LA PAZ du 22 au 26 février

Jeudi 22 février

Une nuit de plus dans le bus. La route, ou plutôt la piste, traverse l'altiplano que l'on appelle puna ici. Un bus de jour, très rare, n'apporterait rien pour la vision du paysage, car c'est une immense plaine d'altitude (aux environs de 4000m), souvent recouverte d'ichu, cette graminées typique qui sert de nourriture à tous les camélidés du coin : vigognes, guanacos (plutôt en Argentine), lamas et alpacas.

Nous passons par Puno, sans arrêt,mais ce qui nous rappelle des souvenirs : la fête de la Virgen de la Candelaria en 2018.(voir le blog : https://www.blogger.com/blog/post/edit/423697466244884739/340748863556694165).

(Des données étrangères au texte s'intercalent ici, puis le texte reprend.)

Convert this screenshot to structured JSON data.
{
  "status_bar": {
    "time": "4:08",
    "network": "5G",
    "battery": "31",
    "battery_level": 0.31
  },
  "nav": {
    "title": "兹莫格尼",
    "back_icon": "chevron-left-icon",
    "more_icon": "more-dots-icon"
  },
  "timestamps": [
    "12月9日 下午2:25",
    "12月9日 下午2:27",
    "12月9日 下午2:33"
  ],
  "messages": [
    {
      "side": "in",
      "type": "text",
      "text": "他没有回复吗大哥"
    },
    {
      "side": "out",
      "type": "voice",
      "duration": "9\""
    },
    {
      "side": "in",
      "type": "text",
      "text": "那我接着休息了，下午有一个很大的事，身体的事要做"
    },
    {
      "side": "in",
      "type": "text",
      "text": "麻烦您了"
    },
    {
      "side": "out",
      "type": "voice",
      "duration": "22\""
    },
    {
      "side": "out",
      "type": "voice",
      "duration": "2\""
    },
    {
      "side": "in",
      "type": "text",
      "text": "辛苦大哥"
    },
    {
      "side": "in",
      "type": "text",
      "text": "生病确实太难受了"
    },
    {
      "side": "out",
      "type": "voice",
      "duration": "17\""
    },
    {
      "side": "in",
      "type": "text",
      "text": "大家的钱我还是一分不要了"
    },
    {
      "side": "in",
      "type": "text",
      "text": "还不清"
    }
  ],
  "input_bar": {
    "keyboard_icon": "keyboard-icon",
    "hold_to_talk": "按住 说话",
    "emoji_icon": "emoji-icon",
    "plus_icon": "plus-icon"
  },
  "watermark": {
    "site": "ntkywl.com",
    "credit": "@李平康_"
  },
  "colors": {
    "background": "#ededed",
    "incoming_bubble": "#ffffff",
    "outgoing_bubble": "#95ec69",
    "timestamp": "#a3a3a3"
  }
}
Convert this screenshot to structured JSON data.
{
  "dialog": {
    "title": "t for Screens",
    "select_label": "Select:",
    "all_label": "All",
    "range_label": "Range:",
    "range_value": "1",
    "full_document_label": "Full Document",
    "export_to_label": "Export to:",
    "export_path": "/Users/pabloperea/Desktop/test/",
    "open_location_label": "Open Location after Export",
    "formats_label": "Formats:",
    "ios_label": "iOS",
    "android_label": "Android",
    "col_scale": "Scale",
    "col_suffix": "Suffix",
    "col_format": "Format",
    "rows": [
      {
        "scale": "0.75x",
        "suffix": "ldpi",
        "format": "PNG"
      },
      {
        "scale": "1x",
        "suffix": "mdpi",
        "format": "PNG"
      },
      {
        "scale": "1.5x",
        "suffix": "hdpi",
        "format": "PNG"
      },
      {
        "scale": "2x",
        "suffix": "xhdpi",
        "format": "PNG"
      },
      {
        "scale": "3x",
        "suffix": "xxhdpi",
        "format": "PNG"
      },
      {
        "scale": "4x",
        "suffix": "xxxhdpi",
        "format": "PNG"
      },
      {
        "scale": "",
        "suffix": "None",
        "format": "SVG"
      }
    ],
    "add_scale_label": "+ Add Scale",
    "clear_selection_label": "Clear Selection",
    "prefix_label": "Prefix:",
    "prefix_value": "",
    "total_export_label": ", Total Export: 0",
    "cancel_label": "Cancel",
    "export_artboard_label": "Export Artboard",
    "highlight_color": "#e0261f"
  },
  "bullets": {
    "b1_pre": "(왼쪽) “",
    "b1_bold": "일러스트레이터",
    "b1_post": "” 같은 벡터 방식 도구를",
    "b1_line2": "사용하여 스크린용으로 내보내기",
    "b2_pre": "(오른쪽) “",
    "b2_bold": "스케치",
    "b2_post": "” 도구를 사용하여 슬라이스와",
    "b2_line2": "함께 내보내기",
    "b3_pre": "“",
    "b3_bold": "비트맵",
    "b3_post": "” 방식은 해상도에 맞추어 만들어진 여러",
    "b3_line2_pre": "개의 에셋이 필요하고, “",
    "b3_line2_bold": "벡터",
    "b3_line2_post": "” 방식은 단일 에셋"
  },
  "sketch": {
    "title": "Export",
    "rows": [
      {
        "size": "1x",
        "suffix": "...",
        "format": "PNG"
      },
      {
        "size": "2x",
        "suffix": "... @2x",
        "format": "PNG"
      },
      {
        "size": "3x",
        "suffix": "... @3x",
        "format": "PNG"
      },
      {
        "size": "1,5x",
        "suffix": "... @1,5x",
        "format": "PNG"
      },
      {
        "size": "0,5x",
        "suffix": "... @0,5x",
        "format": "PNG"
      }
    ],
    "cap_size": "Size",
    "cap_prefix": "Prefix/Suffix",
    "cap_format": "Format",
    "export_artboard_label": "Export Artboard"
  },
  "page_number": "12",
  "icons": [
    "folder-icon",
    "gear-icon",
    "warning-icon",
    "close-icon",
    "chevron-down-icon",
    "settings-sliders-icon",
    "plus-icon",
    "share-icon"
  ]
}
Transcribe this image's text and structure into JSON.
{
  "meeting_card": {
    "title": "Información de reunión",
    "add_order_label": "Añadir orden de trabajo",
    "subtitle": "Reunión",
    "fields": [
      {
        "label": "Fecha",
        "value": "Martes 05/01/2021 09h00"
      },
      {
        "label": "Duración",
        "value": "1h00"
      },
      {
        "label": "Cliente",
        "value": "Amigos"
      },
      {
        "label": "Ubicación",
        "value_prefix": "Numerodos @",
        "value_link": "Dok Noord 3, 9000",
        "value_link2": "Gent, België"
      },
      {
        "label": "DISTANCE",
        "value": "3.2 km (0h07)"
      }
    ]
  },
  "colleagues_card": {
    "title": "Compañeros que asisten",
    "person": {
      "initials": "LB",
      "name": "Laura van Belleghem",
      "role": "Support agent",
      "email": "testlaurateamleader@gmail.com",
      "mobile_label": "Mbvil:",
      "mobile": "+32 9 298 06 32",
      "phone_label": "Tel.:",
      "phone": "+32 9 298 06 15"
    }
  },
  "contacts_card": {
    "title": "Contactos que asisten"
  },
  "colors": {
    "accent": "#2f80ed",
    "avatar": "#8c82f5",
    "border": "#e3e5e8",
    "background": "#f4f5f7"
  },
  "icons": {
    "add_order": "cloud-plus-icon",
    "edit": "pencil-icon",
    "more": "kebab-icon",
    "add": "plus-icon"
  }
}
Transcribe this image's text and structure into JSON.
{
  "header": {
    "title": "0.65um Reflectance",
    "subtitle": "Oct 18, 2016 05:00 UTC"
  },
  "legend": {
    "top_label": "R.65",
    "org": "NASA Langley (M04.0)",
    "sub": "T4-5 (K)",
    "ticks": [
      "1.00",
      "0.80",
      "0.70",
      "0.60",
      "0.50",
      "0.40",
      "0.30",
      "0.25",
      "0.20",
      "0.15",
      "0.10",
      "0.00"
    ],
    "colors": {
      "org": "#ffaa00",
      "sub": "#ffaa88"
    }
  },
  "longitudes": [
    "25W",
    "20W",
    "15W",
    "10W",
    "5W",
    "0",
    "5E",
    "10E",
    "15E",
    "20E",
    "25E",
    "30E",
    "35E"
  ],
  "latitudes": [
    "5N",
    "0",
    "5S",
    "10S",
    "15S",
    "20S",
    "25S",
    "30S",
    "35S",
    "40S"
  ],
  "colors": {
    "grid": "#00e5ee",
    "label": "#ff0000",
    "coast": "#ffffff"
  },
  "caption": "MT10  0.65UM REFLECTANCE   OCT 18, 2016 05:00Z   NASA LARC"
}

Nous apercevons par moment le lac Titicaca et ses îles avant d'arriver au poste frontière de Desaguadero, tout neuf, commun aux deux pays : Pérou et Bolivie. Puis nous traversons El Alto, 2è ville du pays, située à 4 000 m d'altitude avant de plonger sur La Paz qui s'étale entre 3800 et 3000 m d'altitude.

Nous retrouvons La Paz avec plaisir. Malgré sa circulation infernale, la pollution atmosphérique et ses tours de 20 à 30 étages. Nous avons d'ailleurs élu domicile dans l'une d'elle, presque neuve, au 15è étage, dans le quartier de Sopocachi assez proche du centre historique. Ça nous change de la presqu'île de Rhuys.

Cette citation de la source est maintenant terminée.